I was trying to prove the following:
Let $U\Sigma V$ be the $SVD$ decomposition of $A\in\mathbb R^{m\times n}$, where $\textrm{rank}(A)=k$. Show that the pseudoinverse of $A$ is given by,
$$
\displaystyle A^\dagger=\sum_{i=1}^k\sigma_i^{-1}v_iu_i^T.
$$
${\bf Proof:}$ Let us show that $AA^\dagger A=A$, $A^\dagger AA^\dagger=A^\dagger$, $(A^\dagger A)^T=A^\dagger A$ and $(AA^\dagger)^T=AA^\dagger$. Particionate $A$ as follows,
\begin{align*}
\displaystyle A=\left[\begin{array}{c|c}
U_1&U_2
\end{array}\right]\left[\begin{array}{c|c}
\tilde{\Sigma}&0\\ \hline 0&0
\end{array}\right]\left[\begin{array}{c}
V_1^T\\ V_2^T
\end{array}\right],
\end{align*}
where $\tilde{\Sigma}=\textrm{diag}(\sigma_1, \ldots, \sigma_k)$. Then, $A=U_1\tilde{\Sigma}V_1^T$ whereas $A^\dagger=V_1\tilde{\Sigma}^{-1}U_1^T$. Since $V^TV=U^TU=I$ we see $U_1^TU_1=V_1^TV_1=I$. Then,
\begin{align*}
\displaystyle (A^\dagger A)^T=(V_1\tilde{\Sigma}U_1^T)(U_1\tilde{\Sigma}^{-1}V_1^T)=I=A^\dagger A.
\end{align*}
Analogously, we see $(AA^\dagger)=I=AA^\dagger$. Using that $A^\dagger A=AA^\dagger=I$ (how can that be? $A$ is not squared) we have,
\begin{align*}
\displaystyle (A^\dagger AA^\dagger)=(A^\dagger A)A^\dagger=IA^\dagger\ \textrm{and}\ (AA^\dagger A)=A(A^\dagger A)=AI=A.
\end{align*}
${\bf Problems:}$ The main problem is the part $(A^\dagger A)=I$ for $A$ is not a squared matrix. Furthermore if that identity held the problem would be almost trivial.. What is the problem with my proof?
Best Answer
First I guess your SVD decomposition is $A=U\Sigma V^T$ and not $A=U\Sigma V$.
Be carefull of the format of your matrices!

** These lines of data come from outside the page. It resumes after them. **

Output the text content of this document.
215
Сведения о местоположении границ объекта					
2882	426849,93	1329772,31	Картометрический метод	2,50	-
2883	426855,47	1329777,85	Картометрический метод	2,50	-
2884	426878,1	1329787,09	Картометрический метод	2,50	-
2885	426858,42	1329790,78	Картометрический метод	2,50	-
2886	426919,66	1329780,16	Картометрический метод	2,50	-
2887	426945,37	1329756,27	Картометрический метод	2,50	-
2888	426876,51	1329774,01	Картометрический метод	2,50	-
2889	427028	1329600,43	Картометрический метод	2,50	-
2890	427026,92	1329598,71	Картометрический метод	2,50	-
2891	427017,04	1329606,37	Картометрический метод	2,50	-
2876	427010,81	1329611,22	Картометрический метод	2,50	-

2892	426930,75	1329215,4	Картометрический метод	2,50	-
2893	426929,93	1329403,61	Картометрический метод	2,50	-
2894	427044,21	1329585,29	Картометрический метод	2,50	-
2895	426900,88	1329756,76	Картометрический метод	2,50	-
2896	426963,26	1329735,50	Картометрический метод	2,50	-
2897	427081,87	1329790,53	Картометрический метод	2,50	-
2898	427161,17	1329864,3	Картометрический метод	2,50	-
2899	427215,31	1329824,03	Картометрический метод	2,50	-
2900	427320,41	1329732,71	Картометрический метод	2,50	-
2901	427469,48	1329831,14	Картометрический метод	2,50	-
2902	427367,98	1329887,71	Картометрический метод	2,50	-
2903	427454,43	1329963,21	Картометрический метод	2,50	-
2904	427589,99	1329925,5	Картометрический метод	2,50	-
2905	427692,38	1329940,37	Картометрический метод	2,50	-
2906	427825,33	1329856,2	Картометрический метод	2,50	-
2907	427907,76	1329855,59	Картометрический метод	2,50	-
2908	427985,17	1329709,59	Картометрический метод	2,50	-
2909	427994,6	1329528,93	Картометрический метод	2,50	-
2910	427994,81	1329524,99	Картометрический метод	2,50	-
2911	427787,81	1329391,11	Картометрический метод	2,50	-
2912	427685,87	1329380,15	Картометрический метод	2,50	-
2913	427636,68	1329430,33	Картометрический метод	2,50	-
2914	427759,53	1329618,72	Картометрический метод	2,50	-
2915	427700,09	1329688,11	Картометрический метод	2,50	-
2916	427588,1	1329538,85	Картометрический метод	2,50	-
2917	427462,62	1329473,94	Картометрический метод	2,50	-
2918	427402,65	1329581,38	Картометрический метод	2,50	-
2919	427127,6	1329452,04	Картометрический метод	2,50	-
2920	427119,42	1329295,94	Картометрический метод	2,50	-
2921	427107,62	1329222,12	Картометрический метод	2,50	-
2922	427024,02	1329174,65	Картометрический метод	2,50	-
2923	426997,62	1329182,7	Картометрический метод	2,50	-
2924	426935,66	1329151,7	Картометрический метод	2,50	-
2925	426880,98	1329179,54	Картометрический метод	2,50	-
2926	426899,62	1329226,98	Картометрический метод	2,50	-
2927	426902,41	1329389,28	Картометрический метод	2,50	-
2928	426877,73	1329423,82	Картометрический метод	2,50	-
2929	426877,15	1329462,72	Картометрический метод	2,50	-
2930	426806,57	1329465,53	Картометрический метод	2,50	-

It is true that $V^TV=I_n$ and $U^TU=I_m$ but (unless $n=m$) $I_n\neq I_m$.
Still it is enough to prove that $U_1^T U_1=I_k=V_1^T V_1$.
But then $$\begin{align} A^\dagger\,A & =V_1\tilde \Sigma^{-1} U_1^T U_1\tilde \Sigma V_1^T\\ &=V_1\tilde \Sigma^{-1} I_k\tilde \Sigma V_1^T\\ &=V_1\tilde \Sigma^{-1} \tilde \Sigma V_1^T\\ &=V_1 I_k V_1^T\\ &=V_1 V_1^T\\ &=\left[\begin{array}{c|c} I_k&0\\ \hline 0&0 \end{array}\right] \end{align}\,.$$
And so on.